Animal lovers are up in arms in Yukon since the city just updated its animal ordinance for the first time in 22 years.
The Yukon City Council says the ordinance will help cut down on feral animals roaming the city, destroying people's property. But feral cat lovers say the rules are unfair and unclear.
For years, Jody Harlan of the Oklahoma Pet Rescue Network has fed and taken in feral cats in Yukon. She's not in favor of the city's ordinance No. 1287, which would stop people from feeding feral animals.
"When I saw that, I was pretty upset because I have a commitment to these cats. They're not wild like a possum or raccoon. They depend on me and my other friends who do the same thing," said Harlan. "The volunteers who do this, do this at their own expense so we feel like we're helping the city."
The city says the new rules would protect residents from feral animals that are unsafe and destroy property.
"The situation that we had was they were surreptitiously dumping cat food just any place that they could find feral cats in this particular place," said Yukon City Manager Grayson Bottom. "And they certainly were destructive to the property tearing up all kinds of flower beds and fences, they are wild and some could have a disease."
The ordinance allows people to feed feral animals only on property where they have permission. Anyone caught breaking the law repeatedly could be fined up to $500 with a mandatory court appearance.
"It's just a situation that needed to be brought under control," said Grayson. "And they're upset about that. I'm sorry they're upset, but the city manager is charged with upholding the laws of the city, and that's what I intend to do."
The city has met with feral cat supporters before even drafting the ordinance.

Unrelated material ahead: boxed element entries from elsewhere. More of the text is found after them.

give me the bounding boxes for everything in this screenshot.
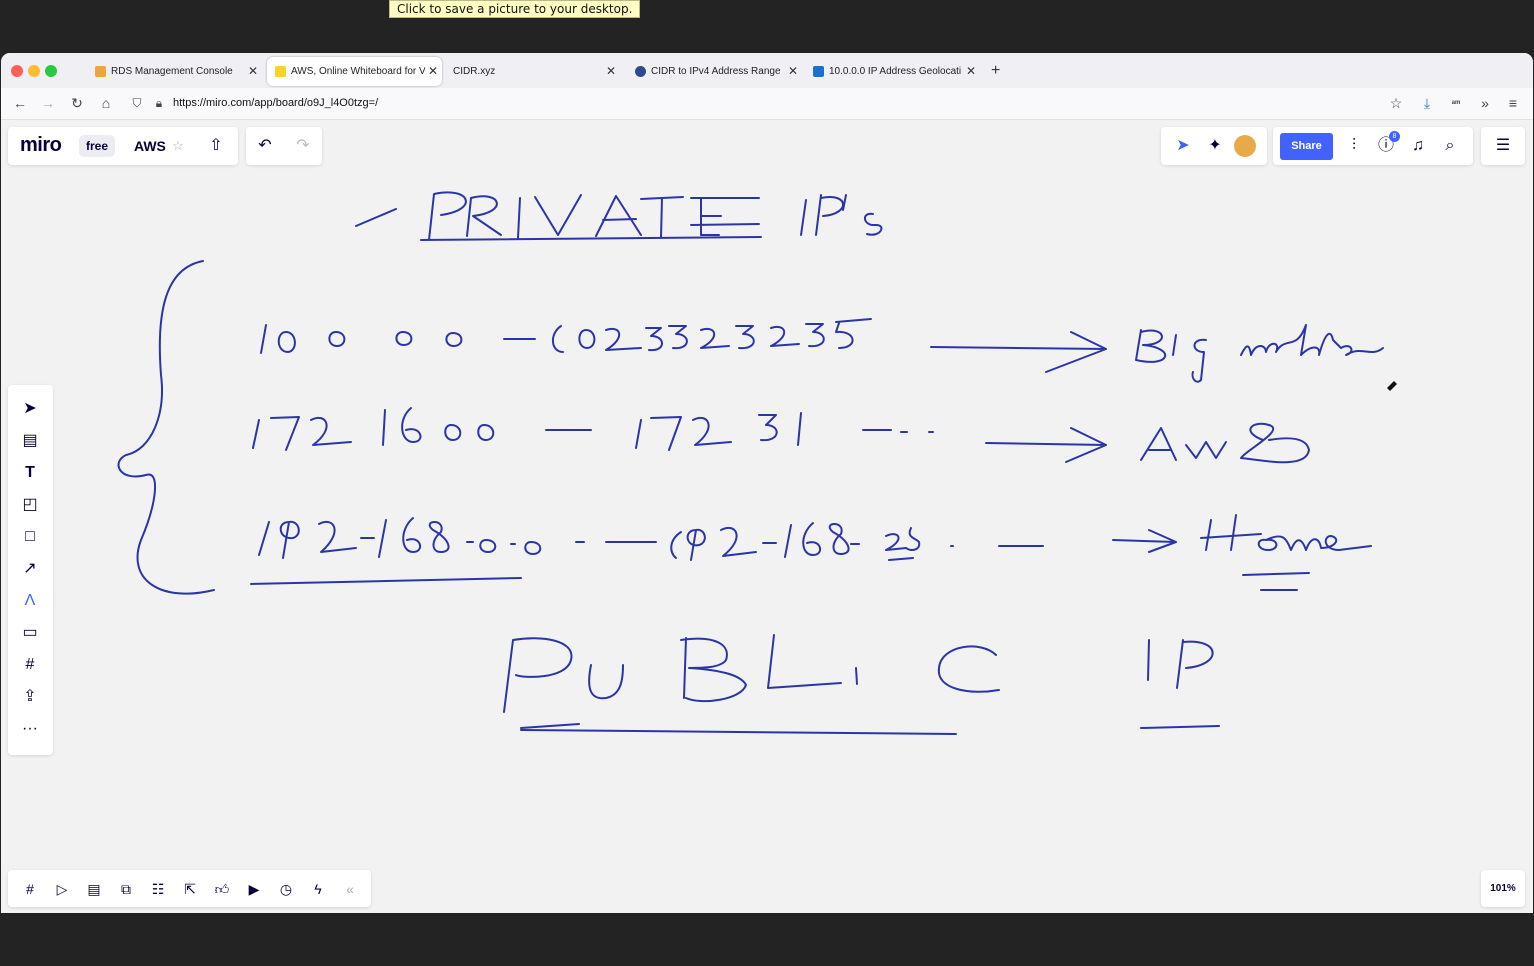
text-tool-icon[interactable]: T <box>18 461 42 485</box>
main-actions-panel: Share ⫶ ⓘ 8 ♫ ⌕ <box>1273 127 1473 165</box>
avatar[interactable] <box>1234 135 1256 157</box>
celebrate-icon[interactable]: ✦ <box>1204 135 1226 157</box>
connection-line-icon[interactable]: ↗ <box>18 557 42 581</box>
pen-tool-icon[interactable]: Ʌ <box>18 589 42 613</box>
lightning-icon[interactable]: ϟ <box>307 878 329 900</box>
back-icon[interactable]: ← <box>12 95 28 111</box>
undo-icon[interactable]: ↶ <box>254 135 276 157</box>
board-header-panel: miro free AWS ☆ ⇧ <box>8 127 238 165</box>
board-menu-panel: ☰ <box>1481 127 1525 165</box>
bottom-toolbar: # ▷ ▤ ⧉ ☷ ⇱ 👍︎ ▶ ◷ ϟ « <box>8 870 371 907</box>
tab-label: CIDR to IPv4 Address Range Ut <box>651 66 783 77</box>
whiteboard-canvas[interactable]: miro free AWS ☆ ⇧ ↶ ↷ ➤ ✦ Share ⫶ ⓘ 8 ♫ … <box>1 120 1533 913</box>
more-tools-icon[interactable]: ··· <box>18 717 42 741</box>
overflow-menu-icon[interactable]: » <box>1477 95 1493 111</box>
minimize-window-button[interactable] <box>28 65 40 77</box>
tab-cidr-range[interactable]: CIDR to IPv4 Address Range Ut ✕ <box>627 57 802 86</box>
comment-icon[interactable]: ▭ <box>18 621 42 645</box>
undo-redo-panel: ↶ ↷ <box>246 127 322 165</box>
plan-badge[interactable]: free <box>79 135 116 157</box>
reload-icon[interactable]: ↻ <box>69 95 85 111</box>
cards-icon[interactable]: ☷ <box>147 878 169 900</box>
frames-icon[interactable]: # <box>19 878 41 900</box>
save-picture-tooltip: Click to save a picture to your desktop. <box>389 0 641 18</box>
select-tool-icon[interactable]: ➤ <box>18 397 42 421</box>
tab-ip-geolocation[interactable]: 10.0.0.0 IP Address Geolocation ✕ <box>805 57 980 86</box>
close-window-button[interactable] <box>11 65 23 77</box>
star-icon[interactable]: ☆ <box>167 135 189 157</box>
tab-cidr-xyz[interactable]: CIDR.xyz ✕ <box>445 57 620 86</box>
tab-label: AWS, Online Whiteboard for Vis <box>291 66 425 77</box>
frame-tool-icon[interactable]: # <box>18 653 42 677</box>
close-tab-icon[interactable]: ✕ <box>248 57 258 86</box>
downloads-icon[interactable]: ⤓ <box>1419 95 1435 111</box>
close-tab-icon[interactable]: ✕ <box>428 57 438 86</box>
redo-icon[interactable]: ↷ <box>292 135 314 157</box>
video-chat-icon[interactable]: ▶ <box>243 878 265 900</box>
settings-sliders-icon[interactable]: ⫶ <box>1343 135 1365 157</box>
left-toolbar: ➤ ▤ T ◰ □ ↗ Ʌ ▭ # ⇪ ··· <box>8 385 53 755</box>
miro-icon <box>275 66 286 77</box>
share-button[interactable]: Share <box>1280 133 1333 160</box>
amazon-extension-icon[interactable]: ᵃᵐ <box>1448 95 1464 111</box>
handwriting-layer <box>117 191 1397 735</box>
aws-box-icon <box>95 66 106 77</box>
home-icon[interactable]: ⌂ <box>98 95 114 111</box>
pencil-cursor-icon <box>1387 381 1397 391</box>
board-menu-icon[interactable]: ☰ <box>1492 135 1514 157</box>
ip-icon <box>813 66 824 77</box>
close-tab-icon[interactable]: ✕ <box>788 57 798 86</box>
forward-icon[interactable]: → <box>40 95 56 111</box>
collapse-toolbar-icon[interactable]: « <box>339 878 361 900</box>
cursor-follow-icon[interactable]: ➤ <box>1172 135 1194 157</box>
tab-bar: RDS Management Console ✕ AWS, Online Whi… <box>1 53 1533 88</box>
navigation-bar: ← → ↻ ⌂ ⛉ 🔒︎ https://miro.com/app/board/… <box>1 88 1533 120</box>
shape-tool-icon[interactable]: □ <box>18 525 42 549</box>
board-title[interactable]: AWS <box>134 138 166 154</box>
tab-label: CIDR.xyz <box>453 66 496 77</box>
templates-icon[interactable]: ▤ <box>18 429 42 453</box>
bell-icon[interactable]: ♫ <box>1407 135 1429 157</box>
address-bar[interactable]: https://miro.com/app/board/o9J_l4O0tzg=/ <box>173 96 378 111</box>
bookmark-star-icon[interactable]: ☆ <box>1388 95 1404 111</box>
maximize-window-button[interactable] <box>45 65 57 77</box>
upload-icon[interactable]: ⇪ <box>18 685 42 709</box>
screen-share-icon[interactable]: ⧉ <box>115 878 137 900</box>
comments-icon[interactable]: ▤ <box>83 878 105 900</box>
voting-icon[interactable]: 👍︎ <box>211 878 233 900</box>
tab-label: 10.0.0.0 IP Address Geolocation <box>829 66 961 77</box>
share-out-icon[interactable]: ⇱ <box>179 878 201 900</box>
new-tab-button[interactable]: + <box>991 58 1000 83</box>
lock-icon[interactable]: 🔒︎ <box>151 95 167 111</box>
timer-icon[interactable]: ◷ <box>275 878 297 900</box>
search-icon[interactable]: ⌕ <box>1439 135 1461 157</box>
export-icon[interactable]: ⇧ <box>205 135 227 157</box>
hamburger-menu-icon[interactable]: ≡ <box>1505 95 1521 111</box>
close-tab-icon[interactable]: ✕ <box>966 57 976 86</box>
tab-rds-console[interactable]: RDS Management Console ✕ <box>87 57 262 86</box>
sticky-note-icon[interactable]: ◰ <box>18 493 42 517</box>
zoom-level[interactable]: 101% <box>1481 870 1525 907</box>
collaboration-panel: ➤ ✦ <box>1161 127 1267 165</box>
close-tab-icon[interactable]: ✕ <box>606 57 616 86</box>
shield-icon[interactable]: ⛉ <box>129 95 145 111</box>
help-count-badge: 8 <box>1389 131 1400 142</box>
tab-miro-board[interactable]: AWS, Online Whiteboard for Vis ✕ <box>267 57 442 86</box>
cidr-icon <box>635 66 646 77</box>
browser-window: RDS Management Console ✕ AWS, Online Whi… <box>1 53 1533 913</box>
tab-label: RDS Management Console <box>111 66 233 77</box>
miro-logo[interactable]: miro <box>20 134 62 157</box>
presentation-icon[interactable]: ▷ <box>51 878 73 900</box>
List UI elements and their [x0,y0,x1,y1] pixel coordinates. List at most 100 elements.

Harlan and a group of more than 30 feral cat lovers say they just want a successful trap-neuter-return program included in the law.
"I think some parts of the ordinance are great and help stop animal cruelty, and we've tried talking to city council members before, but seems like none of our suggestions were considered," said Harlan. "Because the real problem's not the cats, it's not the volunteers who want to trap and neuter them and feed them at our expense, it's irresponsible people."
Yukon City Council meets on Tuesday when they'll consider approving rules and regulations governing Feral Cat Communities.